После краха Союза, угольные шахты закрыли из-за нерентабельности, а за ними каскадом захирели и почти все остальные предприятия горного поселка.

Антон подхватил саквояж и, застегнув куртку, вышел из почти пустого вагона – «А пассажиров досюда ездит немного», — подумал он.

За зданием небольшого вокзала, находилась закусочная. «Кафе Изумруд» прочитал журналист на вывеске и зашел внутрь.

Заказав у барменши котлету в пюре, он присел у дальнего столика. Ожидая заказ, журналист привычно пригляделся: полутемный зал оказался неплохо оформлен для провинции, для отдаленного горного района, где не останавливались поезда дальнего следования, а лишь рельсовые автобусы, называемые ранее автомотрисами.

День стоял пасмурный, но в зале оказалось тепло, даже душно: Антон расстегнул куртку и распустил узел галстука…

Раскрыв саквояж, Антон оглядел нехитрые пожитки для дальней дороги: На сей раз журналист прихватил Кубик Рубика, компас, термометр, томик стихов Роберта Бернса и тюбик с клеем.

Он снова захлопнул створки саквояжа – незаменимая вещь, пусть и донельзя старомоден, но помимо памяти о рано ушедших родителях, журналисту ценил и удобство этой смеси чемодана с баулом. Но сейчас Антон задумался, зачем он взял эти пять вещей? Если кубик нужен, чтобы скоротать время в дороге, то зачем термометр, если есть интернет с прогнозом в мобильнике?

— Мужчина, ваш заказ готов! – барменша позвала Антона — единственного посетителя кафе к барной стойке, где уже покоился поднос с едой.

Девушка в зеленом переднике и чепчике, повернулась спиной к Антону и начала протирать пыль с одной из полок буфета…

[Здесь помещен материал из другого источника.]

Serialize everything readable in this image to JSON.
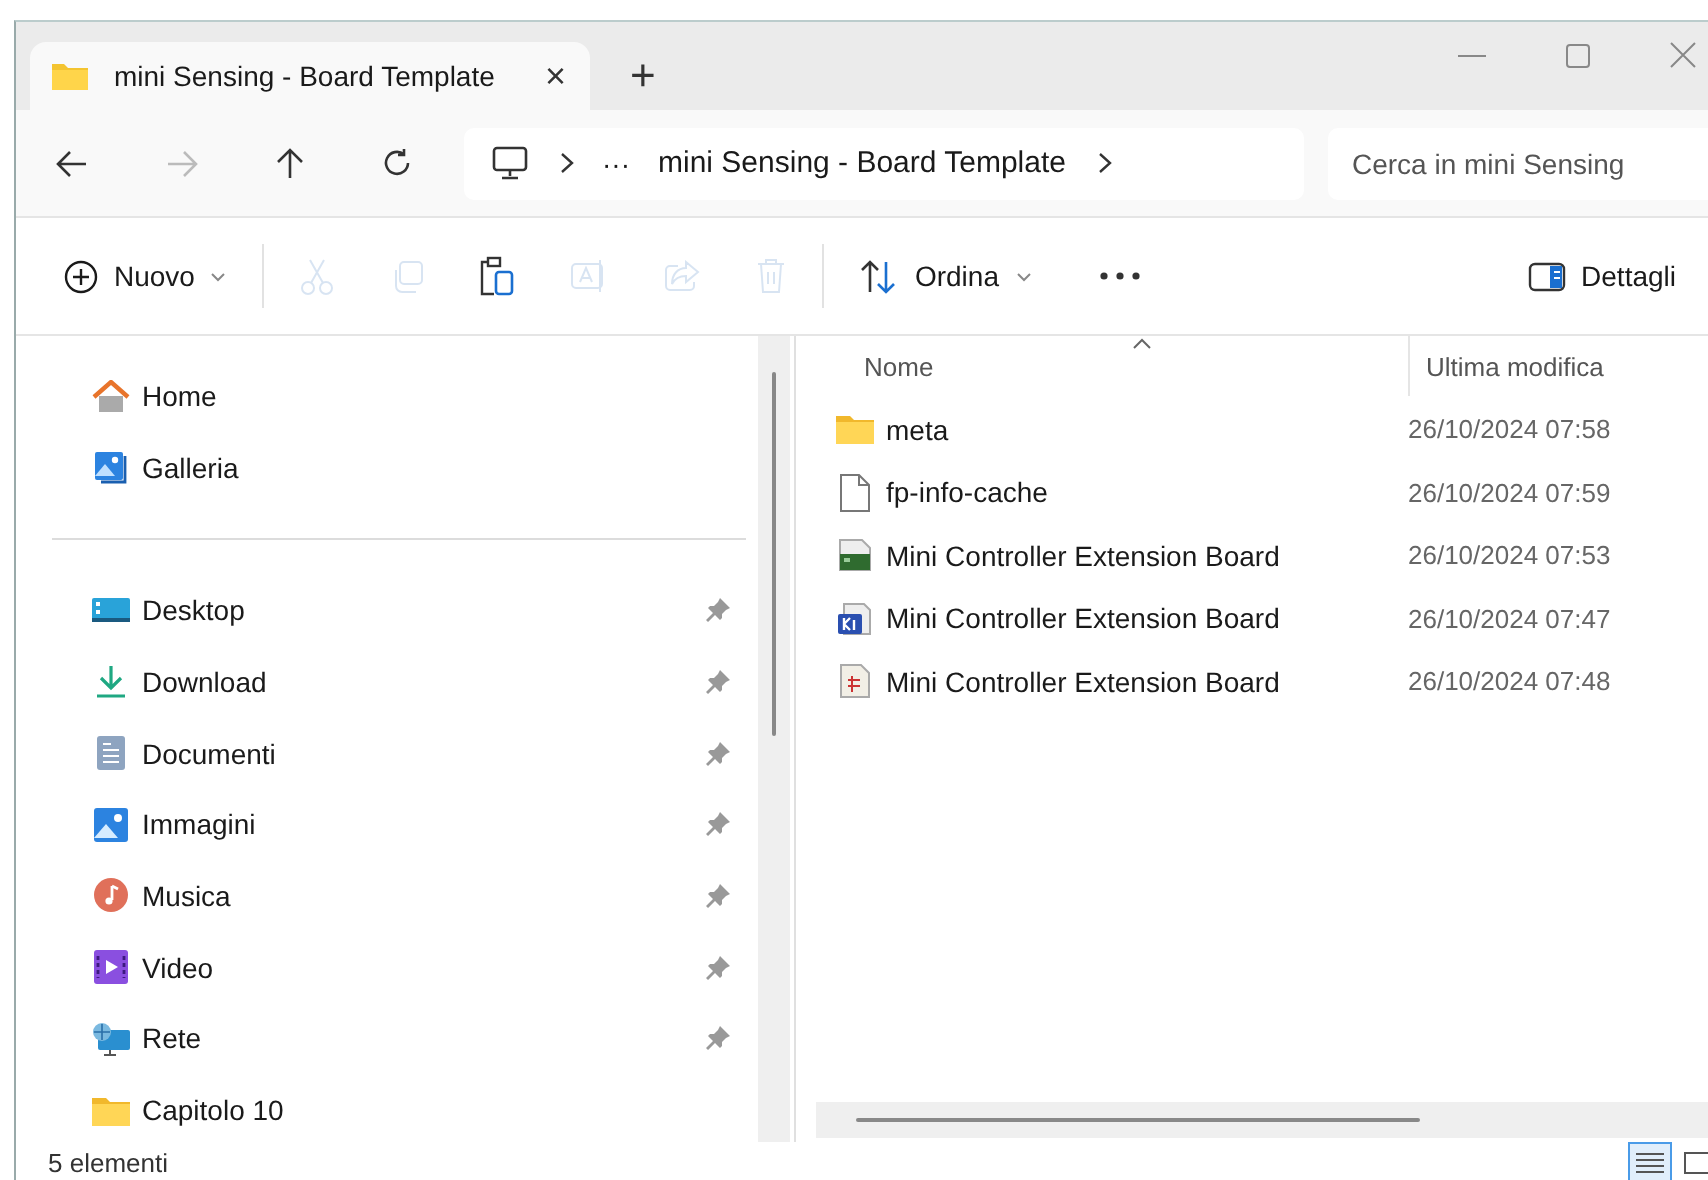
{
  "tabs": [
    {
      "label": "mini Sensing - Board Template",
      "selected": true,
      "close": "×"
    }
  ],
  "new_tab": "+",
  "address_bar": {
    "overflow": "···",
    "crumbs": [
      "mini Sensing - Board Template"
    ],
    "search": {
      "placeholder": "Cerca in mini Sensing"
    }
  },
  "toolbar": [
    {
      "kind": "new",
      "label": "Nuovo",
      "disabled": false
    },
    {
      "kind": "cut",
      "disabled": true
    },
    {
      "kind": "copy",
      "disabled": true
    },
    {
      "kind": "paste",
      "disabled": false
    },
    {
      "kind": "rename",
      "disabled": true
    },
    {
      "kind": "share",
      "disabled": true
    },
    {
      "kind": "delete",
      "disabled": true
    },
    {
      "kind": "sort",
      "label": "Ordina",
      "disabled": false
    },
    {
      "kind": "more",
      "disabled": false
    },
    {
      "kind": "details",
      "label": "Dettagli",
      "disabled": false
    }
  ],
  "sidebar": {
    "groups": [
      [
        {
          "label": "Home",
          "kind": "home",
          "pinned": false
        },
        {
          "label": "Galleria",
          "kind": "gallery",
          "pinned": false
        }
      ],
      [
        {
          "label": "Desktop",
          "kind": "desktop",
          "pinned": true
        },
        {
          "label": "Download",
          "kind": "download",
          "pinned": true
        },
        {
          "label": "Documenti",
          "kind": "documents",
          "pinned": true
        },
        {
          "label": "Immagini",
          "kind": "pictures",
          "pinned": true
        },
        {
          "label": "Musica",
          "kind": "music",
          "pinned": true
        },
        {
          "label": "Video",
          "kind": "video",
          "pinned": true
        },
        {
          "label": "Rete",
          "kind": "network",
          "pinned": true
        },
        {
          "label": "Capitolo 10",
          "kind": "folder",
          "pinned": false
        }
      ]
    ]
  },
  "table": {
    "columns": [
      "Nome",
      "Ultima modifica"
    ],
    "rows": [
      {
        "name": "meta",
        "modified": "26/10/2024 07:58",
        "kind": "folder"
      },
      {
        "name": "fp-info-cache",
        "modified": "26/10/2024 07:59",
        "kind": "file"
      },
      {
        "name": "Mini Controller Extension Board",
        "modified": "26/10/2024 07:53",
        "kind": "board"
      },
      {
        "name": "Mini Controller Extension Board",
        "modified": "26/10/2024 07:47",
        "kind": "project"
      },
      {
        "name": "Mini Controller Extension Board",
        "modified": "26/10/2024 07:48",
        "kind": "schematic"
      }
    ]
  },
  "status_bar": {
    "count": "5 elementi",
    "views": [
      {
        "kind": "details",
        "selected": true
      },
      {
        "kind": "tiles",
        "selected": false
      }
    ]
  }
}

Когда Антон взял в руки поднос, он заметил, как в стекле буфета за барной стойкой, отражался зал. Только он был почему-то ярко освещён и полон людей. Гул людских голосов ударил в уши. Буфетчица куда-то пропала…

Антон машинально повернул голову – зал кафе по-прежнему окутывал сумрак, шум стих, а все столики — пусты. Посмотрев вперёд, он увидел спину девушки на фоне темных зеркал буфета.

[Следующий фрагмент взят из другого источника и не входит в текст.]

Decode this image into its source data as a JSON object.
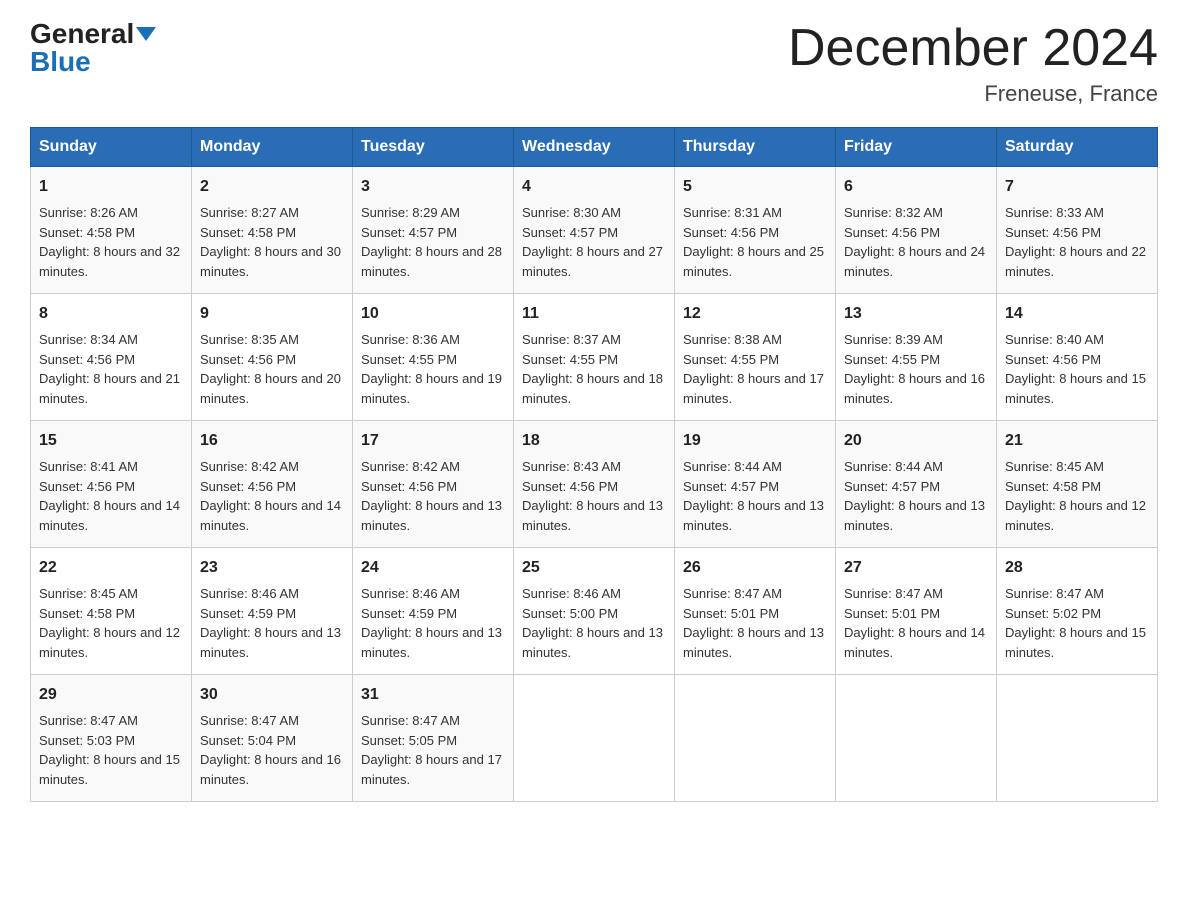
{
  "header": {
    "logo_general": "General",
    "logo_blue": "Blue",
    "month_title": "December 2024",
    "location": "Freneuse, France"
  },
  "weekdays": [
    "Sunday",
    "Monday",
    "Tuesday",
    "Wednesday",
    "Thursday",
    "Friday",
    "Saturday"
  ],
  "weeks": [
    [
      {
        "day": 1,
        "sunrise": "8:26 AM",
        "sunset": "4:58 PM",
        "daylight": "8 hours and 32 minutes."
      },
      {
        "day": 2,
        "sunrise": "8:27 AM",
        "sunset": "4:58 PM",
        "daylight": "8 hours and 30 minutes."
      },
      {
        "day": 3,
        "sunrise": "8:29 AM",
        "sunset": "4:57 PM",
        "daylight": "8 hours and 28 minutes."
      },
      {
        "day": 4,
        "sunrise": "8:30 AM",
        "sunset": "4:57 PM",
        "daylight": "8 hours and 27 minutes."
      },
      {
        "day": 5,
        "sunrise": "8:31 AM",
        "sunset": "4:56 PM",
        "daylight": "8 hours and 25 minutes."
      },
      {
        "day": 6,
        "sunrise": "8:32 AM",
        "sunset": "4:56 PM",
        "daylight": "8 hours and 24 minutes."
      },
      {
        "day": 7,
        "sunrise": "8:33 AM",
        "sunset": "4:56 PM",
        "daylight": "8 hours and 22 minutes."
      }
    ],
    [
      {
        "day": 8,
        "sunrise": "8:34 AM",
        "sunset": "4:56 PM",
        "daylight": "8 hours and 21 minutes."
      },
      {
        "day": 9,
        "sunrise": "8:35 AM",
        "sunset": "4:56 PM",
        "daylight": "8 hours and 20 minutes."
      },
      {
        "day": 10,
        "sunrise": "8:36 AM",
        "sunset": "4:55 PM",
        "daylight": "8 hours and 19 minutes."
      },
      {
        "day": 11,
        "sunrise": "8:37 AM",
        "sunset": "4:55 PM",
        "daylight": "8 hours and 18 minutes."
      },
      {
        "day": 12,
        "sunrise": "8:38 AM",
        "sunset": "4:55 PM",
        "daylight": "8 hours and 17 minutes."
      },
      {
        "day": 13,
        "sunrise": "8:39 AM",
        "sunset": "4:55 PM",
        "daylight": "8 hours and 16 minutes."
      },
      {
        "day": 14,
        "sunrise": "8:40 AM",
        "sunset": "4:56 PM",
        "daylight": "8 hours and 15 minutes."
      }
    ],
    [
      {
        "day": 15,
        "sunrise": "8:41 AM",
        "sunset": "4:56 PM",
        "daylight": "8 hours and 14 minutes."
      },
      {
        "day": 16,
        "sunrise": "8:42 AM",
        "sunset": "4:56 PM",
        "daylight": "8 hours and 14 minutes."
      },
      {
        "day": 17,
        "sunrise": "8:42 AM",
        "sunset": "4:56 PM",
        "daylight": "8 hours and 13 minutes."
      },
      {
        "day": 18,
        "sunrise": "8:43 AM",
        "sunset": "4:56 PM",
        "daylight": "8 hours and 13 minutes."
      },
      {
        "day": 19,
        "sunrise": "8:44 AM",
        "sunset": "4:57 PM",
        "daylight": "8 hours and 13 minutes."
      },
      {
        "day": 20,
        "sunrise": "8:44 AM",
        "sunset": "4:57 PM",
        "daylight": "8 hours and 13 minutes."
      },
      {
        "day": 21,
        "sunrise": "8:45 AM",
        "sunset": "4:58 PM",
        "daylight": "8 hours and 12 minutes."
      }
    ],
    [
      {
        "day": 22,
        "sunrise": "8:45 AM",
        "sunset": "4:58 PM",
        "daylight": "8 hours and 12 minutes."
      },
      {
        "day": 23,
        "sunrise": "8:46 AM",
        "sunset": "4:59 PM",
        "daylight": "8 hours and 13 minutes."
      },
      {
        "day": 24,
        "sunrise": "8:46 AM",
        "sunset": "4:59 PM",
        "daylight": "8 hours and 13 minutes."
      },
      {
        "day": 25,
        "sunrise": "8:46 AM",
        "sunset": "5:00 PM",
        "daylight": "8 hours and 13 minutes."
      },
      {
        "day": 26,
        "sunrise": "8:47 AM",
        "sunset": "5:01 PM",
        "daylight": "8 hours and 13 minutes."
      },
      {
        "day": 27,
        "sunrise": "8:47 AM",
        "sunset": "5:01 PM",
        "daylight": "8 hours and 14 minutes."
      },
      {
        "day": 28,
        "sunrise": "8:47 AM",
        "sunset": "5:02 PM",
        "daylight": "8 hours and 15 minutes."
      }
    ],
    [
      {
        "day": 29,
        "sunrise": "8:47 AM",
        "sunset": "5:03 PM",
        "daylight": "8 hours and 15 minutes."
      },
      {
        "day": 30,
        "sunrise": "8:47 AM",
        "sunset": "5:04 PM",
        "daylight": "8 hours and 16 minutes."
      },
      {
        "day": 31,
        "sunrise": "8:47 AM",
        "sunset": "5:05 PM",
        "daylight": "8 hours and 17 minutes."
      },
      null,
      null,
      null,
      null
    ]
  ]
}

Журналист успокоил себя тем, что утомился от долгой дороги: рельсовые автобусы полагалось оборудовать мягкими сиденьями, но на этом рейсе стояли деревянные как в электричке…

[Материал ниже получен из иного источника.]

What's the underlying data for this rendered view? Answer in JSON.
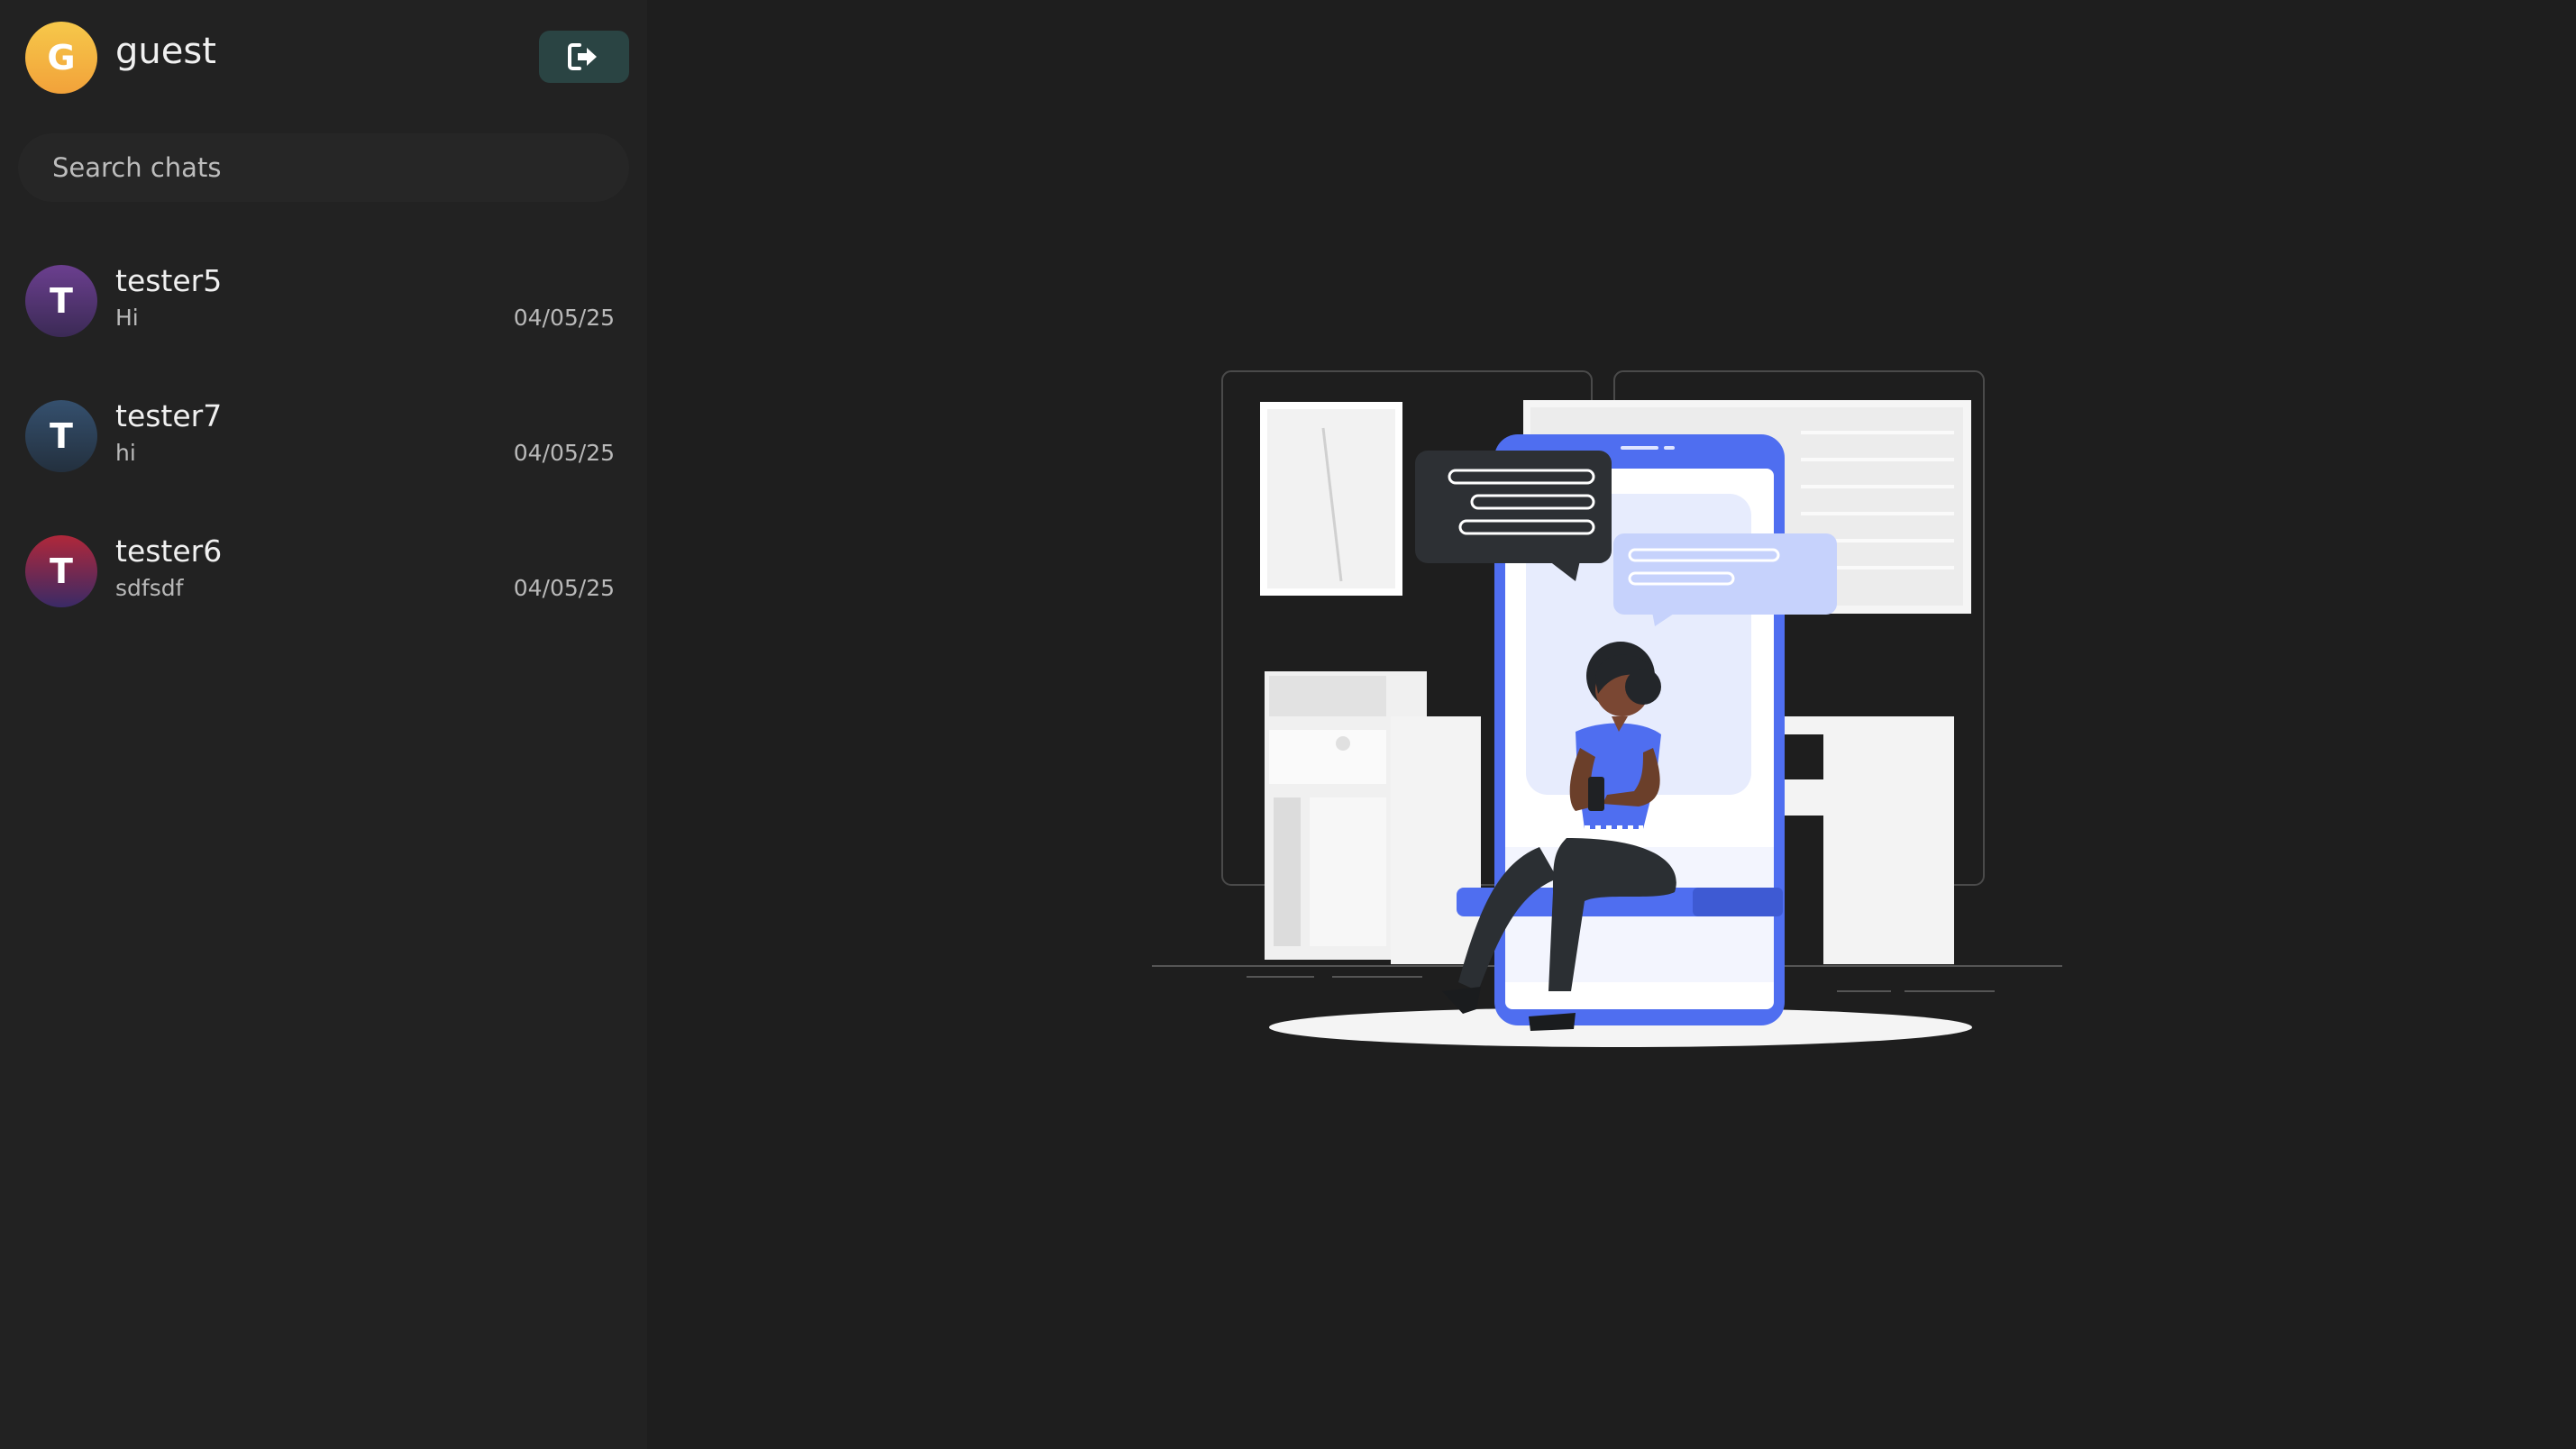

Буфетчица наконец обернулась и тревожно посмотрела на Антона. Но тот устало отнёс понос к своему столику. Только он присел, как в зале вспыхнул яркий свет.

Уши забил людской гомон – как за полминуты до этого. Но на сей раз, видение не думало оканчиваться.

Антон ошарашенно вглядывался: за столами сидели люди в пиджаках и шляпах. Да и столики были другие – из тяжелого дерева, а не из пластика. Женщины все оказались в платьях и тоже в головных уборах – изящных шляпках…

«Столько читал и видел в фильмах путешествия во времени! Я даже допускал их, если верить теории Мультивселенной, но вот чтобы самому провалиться в другой мир!»

Благодаря отчасти старомодной манере одеваться, журналист наверно почти не выделялся из толпы посетителей, тем более столик его располагался в дальнем углу, и похоже никто не обратил внимания, как молодой мужчина в серой куртке возник из ниоткуда…

«Время не очень далекое, уж точно после первой мировой», — лихорадочно соображал Антон, цепенея от шока над нетронутым подносом с едой.

2. Отрицание отрицания

Антон огляделся. Вокруг всё так же шумели люди в официальной одежде – зал был полон. Посетители кафе так и не обратили на него внимания, занятые своими разговорами.

Улица… она была совсем другая, нежели та, по которой журналист шел со станции. Это не просто бросок во времени, здесь и местность другая, за сто лет не мог так измениться рельеф – ударила страшная мысль.
Вокруг вместо предгорий тоже возвышались горы, но совсем иной формы – более высокие. А справа – к востоку, к низу от высокой пропасти, расстилалась широкая долина, в то время как в шахтёрском посёлке к востоку вставали еще боле высокие горы.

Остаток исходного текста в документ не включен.